Other drug interactions: Other Fibrates: The risk of myopathy is increased by gemfibrozil and other fibrates (except fenofibrate); these lipid-lowering drugs can cause myopathy when given alone. When simvastatin and fenofibrate are given concomitantly, there is no evidence that the risk of myopathy exceeds the sum of the individual risks of each agent.
Fusidic Acid: The risk of myopathy/rhabdomyolysis may be increased by concomitant administration of fusidic acid.
Amiodarone: The risk of myopathy/rhabdomyolysis is increased by concomitant administration of amiodarone with simvastatin.
Calcium channel blockers: The risk of myopathy/rhabdomyolysis is increased by concomitant administration of verapamil, diltiazem, or amlodipine.

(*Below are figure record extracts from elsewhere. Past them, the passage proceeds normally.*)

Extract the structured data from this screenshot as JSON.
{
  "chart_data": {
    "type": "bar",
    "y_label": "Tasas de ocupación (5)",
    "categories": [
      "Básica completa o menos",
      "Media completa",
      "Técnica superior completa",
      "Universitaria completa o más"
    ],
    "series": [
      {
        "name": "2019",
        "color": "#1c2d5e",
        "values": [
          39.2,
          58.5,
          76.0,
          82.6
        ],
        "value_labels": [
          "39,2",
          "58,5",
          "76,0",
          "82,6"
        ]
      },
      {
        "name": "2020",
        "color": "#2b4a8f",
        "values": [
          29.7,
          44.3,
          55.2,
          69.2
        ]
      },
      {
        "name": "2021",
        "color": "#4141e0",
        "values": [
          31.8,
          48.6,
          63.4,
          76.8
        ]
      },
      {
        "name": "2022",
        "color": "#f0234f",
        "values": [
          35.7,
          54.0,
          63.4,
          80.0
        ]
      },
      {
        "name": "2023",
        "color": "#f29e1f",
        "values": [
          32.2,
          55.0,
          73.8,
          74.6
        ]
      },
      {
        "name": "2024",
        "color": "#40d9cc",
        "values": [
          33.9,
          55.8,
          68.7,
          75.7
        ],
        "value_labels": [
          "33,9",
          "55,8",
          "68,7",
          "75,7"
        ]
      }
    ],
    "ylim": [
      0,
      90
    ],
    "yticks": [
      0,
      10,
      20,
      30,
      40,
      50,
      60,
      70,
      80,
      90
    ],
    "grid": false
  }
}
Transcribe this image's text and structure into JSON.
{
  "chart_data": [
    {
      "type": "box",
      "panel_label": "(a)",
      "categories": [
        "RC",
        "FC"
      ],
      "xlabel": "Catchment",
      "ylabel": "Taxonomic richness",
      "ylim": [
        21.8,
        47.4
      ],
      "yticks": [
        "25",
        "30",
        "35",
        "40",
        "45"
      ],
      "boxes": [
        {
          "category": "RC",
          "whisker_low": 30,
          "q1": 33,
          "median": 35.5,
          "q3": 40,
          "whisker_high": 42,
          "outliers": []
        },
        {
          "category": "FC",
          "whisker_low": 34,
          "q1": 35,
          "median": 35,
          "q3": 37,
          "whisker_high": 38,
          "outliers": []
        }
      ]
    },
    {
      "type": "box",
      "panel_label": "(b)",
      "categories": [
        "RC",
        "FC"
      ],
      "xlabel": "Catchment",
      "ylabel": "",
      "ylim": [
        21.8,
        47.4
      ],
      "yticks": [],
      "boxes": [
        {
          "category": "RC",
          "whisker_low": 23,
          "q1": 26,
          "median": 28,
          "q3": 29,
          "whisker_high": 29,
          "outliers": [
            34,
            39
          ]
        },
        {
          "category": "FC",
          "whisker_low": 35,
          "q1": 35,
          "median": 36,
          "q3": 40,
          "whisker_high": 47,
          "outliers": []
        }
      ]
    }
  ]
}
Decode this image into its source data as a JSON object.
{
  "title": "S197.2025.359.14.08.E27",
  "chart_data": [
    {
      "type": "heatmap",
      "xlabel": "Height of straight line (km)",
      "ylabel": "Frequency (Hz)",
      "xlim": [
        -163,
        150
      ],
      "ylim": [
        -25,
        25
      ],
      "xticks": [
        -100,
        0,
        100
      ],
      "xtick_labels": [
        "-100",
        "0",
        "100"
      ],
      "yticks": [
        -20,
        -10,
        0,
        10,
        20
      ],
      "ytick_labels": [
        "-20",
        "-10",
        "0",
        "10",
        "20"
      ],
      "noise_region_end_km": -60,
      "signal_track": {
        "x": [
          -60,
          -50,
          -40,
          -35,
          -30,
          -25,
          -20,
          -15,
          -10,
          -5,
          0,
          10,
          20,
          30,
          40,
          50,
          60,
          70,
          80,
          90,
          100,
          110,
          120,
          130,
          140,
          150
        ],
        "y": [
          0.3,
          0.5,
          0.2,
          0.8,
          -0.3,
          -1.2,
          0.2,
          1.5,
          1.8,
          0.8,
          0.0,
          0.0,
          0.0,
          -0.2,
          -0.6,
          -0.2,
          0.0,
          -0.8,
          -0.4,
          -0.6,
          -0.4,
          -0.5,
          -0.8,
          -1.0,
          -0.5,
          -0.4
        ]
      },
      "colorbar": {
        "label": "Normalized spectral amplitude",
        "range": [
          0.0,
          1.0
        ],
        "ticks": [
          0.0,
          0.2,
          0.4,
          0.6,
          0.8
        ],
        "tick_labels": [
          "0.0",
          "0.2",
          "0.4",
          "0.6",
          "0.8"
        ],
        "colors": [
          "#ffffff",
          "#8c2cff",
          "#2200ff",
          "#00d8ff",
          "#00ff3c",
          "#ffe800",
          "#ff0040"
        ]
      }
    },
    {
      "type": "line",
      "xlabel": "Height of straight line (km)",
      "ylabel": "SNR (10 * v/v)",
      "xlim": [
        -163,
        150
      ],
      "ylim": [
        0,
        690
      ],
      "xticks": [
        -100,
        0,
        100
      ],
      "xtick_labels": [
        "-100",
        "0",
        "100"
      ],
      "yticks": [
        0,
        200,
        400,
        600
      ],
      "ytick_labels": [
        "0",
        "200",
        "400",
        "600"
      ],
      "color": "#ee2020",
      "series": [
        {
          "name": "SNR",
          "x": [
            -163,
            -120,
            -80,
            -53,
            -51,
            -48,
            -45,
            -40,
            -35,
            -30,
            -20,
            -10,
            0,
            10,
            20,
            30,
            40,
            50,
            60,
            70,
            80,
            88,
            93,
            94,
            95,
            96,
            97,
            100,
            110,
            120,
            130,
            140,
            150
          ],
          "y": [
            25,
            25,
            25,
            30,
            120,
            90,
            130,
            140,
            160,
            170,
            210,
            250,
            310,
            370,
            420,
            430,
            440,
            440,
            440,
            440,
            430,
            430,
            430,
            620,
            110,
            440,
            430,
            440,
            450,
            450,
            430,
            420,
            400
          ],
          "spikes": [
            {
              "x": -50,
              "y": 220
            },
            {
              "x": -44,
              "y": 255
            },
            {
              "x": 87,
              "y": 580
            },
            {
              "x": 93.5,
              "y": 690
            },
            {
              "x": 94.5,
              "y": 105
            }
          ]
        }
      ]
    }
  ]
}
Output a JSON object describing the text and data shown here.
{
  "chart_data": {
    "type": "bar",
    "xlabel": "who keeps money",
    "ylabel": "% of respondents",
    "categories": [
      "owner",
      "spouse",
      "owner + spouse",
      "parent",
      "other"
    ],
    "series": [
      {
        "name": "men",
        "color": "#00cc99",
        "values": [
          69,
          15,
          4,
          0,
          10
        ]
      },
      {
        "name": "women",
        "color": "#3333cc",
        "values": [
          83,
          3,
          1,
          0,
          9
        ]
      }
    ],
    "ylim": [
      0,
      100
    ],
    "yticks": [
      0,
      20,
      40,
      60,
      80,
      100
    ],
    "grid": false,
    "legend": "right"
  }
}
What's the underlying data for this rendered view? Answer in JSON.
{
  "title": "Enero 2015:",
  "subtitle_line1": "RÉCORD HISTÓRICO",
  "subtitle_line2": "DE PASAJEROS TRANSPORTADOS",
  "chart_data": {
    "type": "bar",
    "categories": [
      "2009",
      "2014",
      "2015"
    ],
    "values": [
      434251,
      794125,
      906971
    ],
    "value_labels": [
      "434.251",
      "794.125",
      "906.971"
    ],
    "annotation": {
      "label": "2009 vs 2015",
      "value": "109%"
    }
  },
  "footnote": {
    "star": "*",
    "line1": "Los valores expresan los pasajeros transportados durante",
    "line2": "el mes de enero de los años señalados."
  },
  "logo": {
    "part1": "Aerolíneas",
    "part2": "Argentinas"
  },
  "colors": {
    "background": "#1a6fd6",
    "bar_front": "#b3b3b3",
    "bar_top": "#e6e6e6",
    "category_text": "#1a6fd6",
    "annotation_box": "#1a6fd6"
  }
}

Moderate Inhibitors of CYP3A4: Patients taking other medicines labeled as having a moderate inhibitory effect on CYP3A4 concomitantly with simvastatin, particularly higher simvastatin doses, may have an increased risk of myopathy.
Niacin (nicotinic acid) (≥1g/day): Cases of myopathy/rhabdomyolysis have been observed with simvastatin coadministered with lipid-modifying doses (≥1g/day) of niacin.
Colchicine: There have been reports of myopathy and rhabdomyolysis with the concomitant administration of colchicine and simvastatin in patients with renal insufficiency. Close clinical monitoring of such patients taking this combination is advised.
Other interactions: Grapefruit juice contains one or more components that inhibit CYP3A4 and can increase the plasma levels of drugs metabolized by CYP3A4. The effect of typical consumption (one 250ml glass daily) is minimal (13% increase in active plasma HMG-CoA reductase inhibitory activity as measured by the area under the concentration-time curve) and of no clinical relevance. However, because large quantities significantly increase the plasma levels of HMG-CoA reductase inhibitory activity, grapefruit juice should be avoided during simvastatin therapy.
Storage
Store below 25°C. Protect from light & moisture.
ATC Classification
C10AA01 - simvastatin ; Belongs to the class of HMG CoA reductase inhibitors. Used in the treatment of hyperlipidemia.
Presentation/Packing
Tab 10 mg (film-coated) x 3 x 10's. 20 mg (film-coated) x 3 x 10's.